Der Verdächtige, ein 31-jähriger Mann aus Kalifornien, trug Berichten zufolge eine Handfeuerwaffe, ein Gewehr und mehrere Messer bei sich. Vorläufige Ermittlungen deuten darauf hin, dass er möglicherweise allein gehandelt hat.
Orbán reagiert: “Kein Platz für Gewalt”
Unter den internationalen Staatsoberhäuptern, die auf den Vorfall reagierten, war auch der scheidende ungarische Premierminister Viktor Orbán, der in den sozialen Medien seine Besorgnis und Solidarität zum Ausdruck brachte.
“Beunruhigt über die Nachricht von den versuchten Schüssen auf Präsident @realDonaldTrump bei einer Veranstaltung in Washington. Unsere Gedanken und Gebete sind bei ihm und Melania. Es gibt keinen Platz für Gewalt in der Politik!” schrieb Orbán.
Orbán und Trump haben in den letzten Jahren ein enges politisches Verhältnis gepflegt und sich im Wahlkampf oft gegenseitig unterstützt, auch wenn ihre Beziehungen nach Orbáns jüngster Niederlage nicht mehr so ausgeprägt waren.
Weltpolitiker verurteilen gemeinsam
Der Vorfall löste eine Welle internationaler Reaktionen aus. Führende Politiker in ganz Europa verurteilten den Anschlag scharf.
Der britische Premierminister Keir Starmer sagte, er sei “schockiert” über die Schießerei und erleichtert, dass es keine weiteren Verletzten gab. Er betonte, dass Angriffe auf demokratische Institutionen und die Pressefreiheit entschieden zurückgewiesen werden müssen.

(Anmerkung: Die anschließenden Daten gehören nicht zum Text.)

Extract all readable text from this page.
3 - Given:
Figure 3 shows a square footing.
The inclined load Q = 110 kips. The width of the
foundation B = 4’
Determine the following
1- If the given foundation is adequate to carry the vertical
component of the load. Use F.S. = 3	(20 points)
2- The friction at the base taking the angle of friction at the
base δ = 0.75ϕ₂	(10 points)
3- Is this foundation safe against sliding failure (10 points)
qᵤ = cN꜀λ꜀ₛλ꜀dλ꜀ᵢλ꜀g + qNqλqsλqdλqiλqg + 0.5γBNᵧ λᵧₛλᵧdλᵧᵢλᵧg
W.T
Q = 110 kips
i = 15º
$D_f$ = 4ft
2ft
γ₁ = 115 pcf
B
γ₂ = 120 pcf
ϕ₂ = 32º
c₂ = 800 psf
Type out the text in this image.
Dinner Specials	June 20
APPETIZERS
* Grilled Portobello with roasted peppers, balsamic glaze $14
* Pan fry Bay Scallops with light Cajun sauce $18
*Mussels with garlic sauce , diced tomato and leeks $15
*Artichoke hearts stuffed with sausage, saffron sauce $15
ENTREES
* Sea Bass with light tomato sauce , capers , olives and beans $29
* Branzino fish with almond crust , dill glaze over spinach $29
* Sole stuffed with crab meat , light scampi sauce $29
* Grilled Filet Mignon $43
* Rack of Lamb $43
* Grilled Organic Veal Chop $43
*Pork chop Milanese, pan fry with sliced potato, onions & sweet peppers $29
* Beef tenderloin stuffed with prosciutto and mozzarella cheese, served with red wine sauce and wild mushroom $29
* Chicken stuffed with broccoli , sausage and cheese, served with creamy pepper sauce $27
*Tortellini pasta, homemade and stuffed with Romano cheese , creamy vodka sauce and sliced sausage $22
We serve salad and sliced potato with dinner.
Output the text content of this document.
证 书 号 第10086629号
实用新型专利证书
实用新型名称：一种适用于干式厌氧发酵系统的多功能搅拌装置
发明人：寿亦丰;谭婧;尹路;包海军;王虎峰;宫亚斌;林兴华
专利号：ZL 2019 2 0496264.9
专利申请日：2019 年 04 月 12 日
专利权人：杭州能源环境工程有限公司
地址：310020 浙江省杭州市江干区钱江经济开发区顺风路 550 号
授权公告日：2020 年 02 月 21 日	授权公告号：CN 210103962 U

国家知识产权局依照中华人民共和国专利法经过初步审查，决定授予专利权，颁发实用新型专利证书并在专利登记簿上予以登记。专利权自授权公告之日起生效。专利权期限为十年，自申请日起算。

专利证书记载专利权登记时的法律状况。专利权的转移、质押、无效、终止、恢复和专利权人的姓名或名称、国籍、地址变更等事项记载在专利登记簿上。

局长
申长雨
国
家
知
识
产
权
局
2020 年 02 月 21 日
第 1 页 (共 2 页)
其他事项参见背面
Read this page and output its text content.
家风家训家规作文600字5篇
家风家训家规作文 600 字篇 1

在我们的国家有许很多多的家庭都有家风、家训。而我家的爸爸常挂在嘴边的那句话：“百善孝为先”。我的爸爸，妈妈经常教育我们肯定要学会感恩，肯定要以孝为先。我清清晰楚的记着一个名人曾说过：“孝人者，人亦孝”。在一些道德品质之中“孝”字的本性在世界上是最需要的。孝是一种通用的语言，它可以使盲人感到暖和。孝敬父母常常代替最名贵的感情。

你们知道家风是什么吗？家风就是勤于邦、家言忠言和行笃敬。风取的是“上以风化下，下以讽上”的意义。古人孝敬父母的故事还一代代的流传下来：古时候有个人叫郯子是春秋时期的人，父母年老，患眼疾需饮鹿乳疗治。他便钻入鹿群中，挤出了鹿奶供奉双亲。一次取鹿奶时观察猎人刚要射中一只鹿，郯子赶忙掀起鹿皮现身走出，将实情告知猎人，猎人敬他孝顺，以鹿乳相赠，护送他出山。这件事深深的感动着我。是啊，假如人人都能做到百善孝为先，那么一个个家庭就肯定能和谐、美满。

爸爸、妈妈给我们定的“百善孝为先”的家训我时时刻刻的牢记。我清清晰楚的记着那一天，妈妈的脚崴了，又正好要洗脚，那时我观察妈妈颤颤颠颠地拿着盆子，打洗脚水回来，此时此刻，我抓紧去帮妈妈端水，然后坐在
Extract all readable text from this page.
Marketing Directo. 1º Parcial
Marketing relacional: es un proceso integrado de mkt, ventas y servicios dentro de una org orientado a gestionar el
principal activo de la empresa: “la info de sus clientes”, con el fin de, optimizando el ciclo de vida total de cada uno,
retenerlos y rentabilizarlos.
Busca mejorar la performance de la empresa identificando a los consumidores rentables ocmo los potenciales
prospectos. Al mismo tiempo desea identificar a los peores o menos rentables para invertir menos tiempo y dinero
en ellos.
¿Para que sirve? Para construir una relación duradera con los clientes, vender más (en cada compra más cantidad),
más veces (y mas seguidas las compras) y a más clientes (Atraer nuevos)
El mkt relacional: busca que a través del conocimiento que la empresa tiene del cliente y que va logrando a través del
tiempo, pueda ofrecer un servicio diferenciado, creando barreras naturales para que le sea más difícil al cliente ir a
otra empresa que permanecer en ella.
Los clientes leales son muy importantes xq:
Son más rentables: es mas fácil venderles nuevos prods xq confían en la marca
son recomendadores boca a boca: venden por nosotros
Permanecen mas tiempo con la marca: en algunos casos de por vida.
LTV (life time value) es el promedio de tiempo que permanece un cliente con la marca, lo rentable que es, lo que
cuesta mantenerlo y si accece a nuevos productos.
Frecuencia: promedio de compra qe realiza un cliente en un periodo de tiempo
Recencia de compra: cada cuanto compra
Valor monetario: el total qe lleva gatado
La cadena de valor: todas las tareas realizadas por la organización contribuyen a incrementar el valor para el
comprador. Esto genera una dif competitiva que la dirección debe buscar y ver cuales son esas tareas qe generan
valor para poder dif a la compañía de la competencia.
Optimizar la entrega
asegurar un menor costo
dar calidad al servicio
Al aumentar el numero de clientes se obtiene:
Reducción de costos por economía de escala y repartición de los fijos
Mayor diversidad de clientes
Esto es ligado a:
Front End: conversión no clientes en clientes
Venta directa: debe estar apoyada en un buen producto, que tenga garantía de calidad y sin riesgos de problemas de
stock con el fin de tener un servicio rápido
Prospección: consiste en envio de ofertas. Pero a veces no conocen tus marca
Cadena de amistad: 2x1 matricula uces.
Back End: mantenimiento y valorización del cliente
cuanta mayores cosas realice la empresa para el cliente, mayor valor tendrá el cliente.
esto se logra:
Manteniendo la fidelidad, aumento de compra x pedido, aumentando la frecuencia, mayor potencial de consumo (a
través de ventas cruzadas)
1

Die italienische Premierministerin Giorgia Meloni bekundete “volle Solidarität” mit Trump und betonte, dass politischer Hass den demokratischen Diskurs nicht vergiften dürfe.
Der französische Präsident Emmanuel Macron bezeichnete den Angriff als inakzeptabel und bekräftigte, dass Gewalt keinen Platz in der Demokratie habe. Ähnlich äußerten sich auch Ursula von der Leyen und António Costa, die beide den Vorfall verurteilten und begrüßten, dass die Teilnehmer in Sicherheit sind.
Erhöhte Sicherheit vor dem königlichen Besuch
Nach dem Vorfall wurden die Sicherheitsvorkehrungen für den bevorstehenden Besuch von König Charles III. und Königin Camilla in Washington verstärkt. Berichten zufolge arbeiten die britischen und US-amerikanischen Sicherheitsdienste eng zusammen, um einen sicheren Ablauf des Besuchs zu gewährleisten.
Ermittlungen laufen
Laut Index hat sich Trump später auf einer Pressekonferenz im Weißen Haus zu dem Vorfall geäußert und bestätigt, dass er mit dem Bürgermeister von Washington gesprochen hat und dass die örtlichen Strafverfolgungsbehörden aktiv an den Ermittlungen beteiligt sind.
Videoaufnahmen, die in den sozialen Medien geteilt wurden, scheinen zu zeigen, wie Secret Service Agenten den Verdächtigen in dem Chaos konfrontieren.